Tricks to Traverse a 2D Array

Some readers have mentioned that after reading many articles on this site and mastering the framework thinking, they can solve most problems that follow a certain pattern.

However, framework thinking is not a panacea. There are specific techniques that are easy for those who know them and difficult for those who don't. These can only be mastered through extensive problem-solving and accumulation.

In this article, I will share some clever operations on two-dimensional arrays. Once you have an impression of these techniques, you won't be confused when encountering similar problems in the future.

Clockwise/Counterclockwise Matrix Rotation

Rotating a two-dimensional array is a common question in written exams. LeetCode problem #48 "Rotate Image" is a classic example:

48. Rotate Image | LeetCode |

You are given an n x n 2D matrix representing an image, rotate the image by 90 degrees (clockwise).

You have to rotate the image in-place, which means you have to modify the input 2D matrix directly. DO NOT allocate another 2D matrix and do the rotation.

Example 1:

Input: matrix = [[1,2,3],[4,5,6],[7,8,9]]
Output: [[7,4,1],[8,5,2],[9,6,3]]

Example 2:

Input: matrix = [[5,1,9,11],[2,4,8,10],[13,3,6,7],[15,14,12,16]]
Output: [[15,13,2,5],[14,3,4,1],[12,6,8,9],[16,7,10,11]]

Constraints:

• n == matrix.length == matrix[i].length
• 1 <= n <= 20
• -1000 <= matrix[i][j] <= 1000

The problem is straightforward: you need to rotate a two-dimensional matrix 90 degrees clockwise. The challenge is to modify it "in place", with the function signature as follows:

void rotate(int[][] matrix)

void rotate(vector<vector<int>>& matrix)

def rotate(matrix: List[List[int]]) -> None:

func rotate(matrix [][]int) {}

var rotate = function(matrix) {}

How do you rotate a 2D matrix "in place"? At first glance, it seems very complex and might require a clever algorithm to rotate the matrix layer by layer:

However, for this problem, you can't take the usual approach. Before explaining the clever solution, let's warm up with another algorithm problem that Google has used before:

You have a string s containing several words and spaces. Write an algorithm to reverse the order of all words in place.
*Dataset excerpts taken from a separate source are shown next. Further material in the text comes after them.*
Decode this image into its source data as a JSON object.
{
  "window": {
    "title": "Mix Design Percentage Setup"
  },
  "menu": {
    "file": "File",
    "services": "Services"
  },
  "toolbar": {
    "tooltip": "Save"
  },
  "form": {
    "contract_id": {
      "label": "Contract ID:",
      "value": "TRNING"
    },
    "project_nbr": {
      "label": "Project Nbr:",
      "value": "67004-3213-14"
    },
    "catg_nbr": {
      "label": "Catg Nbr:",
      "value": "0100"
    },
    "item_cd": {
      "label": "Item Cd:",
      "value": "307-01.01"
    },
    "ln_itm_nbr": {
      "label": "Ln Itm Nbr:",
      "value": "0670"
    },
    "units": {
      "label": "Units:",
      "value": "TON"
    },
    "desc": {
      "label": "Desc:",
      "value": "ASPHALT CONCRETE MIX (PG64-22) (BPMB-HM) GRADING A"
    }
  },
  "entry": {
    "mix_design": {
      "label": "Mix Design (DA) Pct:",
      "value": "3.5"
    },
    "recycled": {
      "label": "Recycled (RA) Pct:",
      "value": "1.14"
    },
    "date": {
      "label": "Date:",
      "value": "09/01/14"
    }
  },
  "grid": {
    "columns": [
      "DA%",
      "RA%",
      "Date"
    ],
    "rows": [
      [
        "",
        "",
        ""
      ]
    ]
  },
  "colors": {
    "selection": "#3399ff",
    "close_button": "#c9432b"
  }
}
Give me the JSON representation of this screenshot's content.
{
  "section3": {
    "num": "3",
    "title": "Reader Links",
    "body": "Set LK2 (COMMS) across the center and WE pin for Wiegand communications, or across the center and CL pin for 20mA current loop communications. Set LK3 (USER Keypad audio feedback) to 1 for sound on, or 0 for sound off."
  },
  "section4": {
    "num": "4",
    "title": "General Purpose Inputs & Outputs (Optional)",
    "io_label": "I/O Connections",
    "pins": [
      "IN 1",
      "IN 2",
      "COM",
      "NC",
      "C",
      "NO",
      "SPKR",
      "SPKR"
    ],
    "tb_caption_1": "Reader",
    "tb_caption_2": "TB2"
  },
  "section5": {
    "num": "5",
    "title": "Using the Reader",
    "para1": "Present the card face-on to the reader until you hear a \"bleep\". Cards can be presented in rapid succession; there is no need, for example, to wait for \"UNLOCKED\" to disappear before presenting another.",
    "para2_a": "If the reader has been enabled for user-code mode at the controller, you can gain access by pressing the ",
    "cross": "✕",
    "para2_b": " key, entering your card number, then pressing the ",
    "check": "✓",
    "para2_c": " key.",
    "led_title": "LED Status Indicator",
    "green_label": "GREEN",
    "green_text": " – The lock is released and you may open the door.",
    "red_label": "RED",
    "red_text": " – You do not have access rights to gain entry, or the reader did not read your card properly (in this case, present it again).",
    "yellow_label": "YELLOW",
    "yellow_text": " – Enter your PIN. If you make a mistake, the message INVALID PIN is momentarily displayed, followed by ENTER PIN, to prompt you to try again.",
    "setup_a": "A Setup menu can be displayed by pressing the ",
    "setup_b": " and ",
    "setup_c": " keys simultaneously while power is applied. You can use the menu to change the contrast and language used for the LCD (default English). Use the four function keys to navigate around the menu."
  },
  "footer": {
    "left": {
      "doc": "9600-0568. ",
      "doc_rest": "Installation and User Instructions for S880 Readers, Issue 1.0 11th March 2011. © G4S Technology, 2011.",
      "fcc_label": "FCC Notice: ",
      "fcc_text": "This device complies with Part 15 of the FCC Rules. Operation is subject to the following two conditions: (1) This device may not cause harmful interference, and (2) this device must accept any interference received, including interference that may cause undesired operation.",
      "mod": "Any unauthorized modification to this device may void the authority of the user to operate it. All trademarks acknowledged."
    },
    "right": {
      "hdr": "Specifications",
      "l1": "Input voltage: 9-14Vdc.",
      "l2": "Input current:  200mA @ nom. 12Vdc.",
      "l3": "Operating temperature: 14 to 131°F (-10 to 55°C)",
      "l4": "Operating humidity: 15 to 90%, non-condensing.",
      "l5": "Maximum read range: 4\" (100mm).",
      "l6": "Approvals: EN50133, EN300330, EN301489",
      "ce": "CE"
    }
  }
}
For example, given the string:

s = "hello world labuladong"

Your algorithm should reverse the order of words in the string in place:

s = "labuladong world hello"

The conventional way is to split the string s into words by spaces, then reverse the order of these words, and finally join them back into a sentence. However, this method uses additional space and is not an "in-place" reversal.

The correct approach is to first reverse the entire string s:

s = "gnodalubal dlrow olleh"

Then reverse each word individually:

s = "labuladong world hello"

This way, we achieve the goal of reversing the order of all words in place. LeetCode problem 151, "Reverse Words in a String," is a similar issue, and you can try it out.

The little trick mentioned above can be further wrapped up. For example, you can take a look at LeetCode problem 61, "Rotate List": given a singly linked list, you need to rotate the list by moving each node to the right by k positions.

For instance, if the input linked list is 1 -> 2 -> 3 -> 4 -> 5 and k = 2, your algorithm should return 4 -> 5 -> 1 -> 2 -> 3, which means moving each node 2 positions to the right.

For this problem, don't naively move the nodes one by one. Let me translate this for you: it's essentially about moving the last k nodes to the head of the list. Got it?

If you haven't figured it out yet, here's another hint: moving the last k nodes to the head is the same as reversing the first n - k nodes and the last k nodes in place, right?

So, isn't this the same principle as reversing words in a string in place? You just need to reverse the entire list first, then reverse the first n - k nodes and the last k nodes separately to get the result.

Of course, there are some minor details in this problem. For example, k might be greater than the length of the list. In that case, you need to find the length n of the list first, then take the modulus k = k % n. This way, k won't be greater than the length of the list, and the final result will still be correct.

If you have time, try solving this problem yourself. It's relatively simple, so I won't include the code here.

What's the purpose of discussing these two problems?

It aims to illustrate that sometimes our intuitive thinking might not be the most elegant solution in the eyes of a computer; however, what the computer considers the most elegant solution might not be intuitive to us. Perhaps this is the charm of algorithms.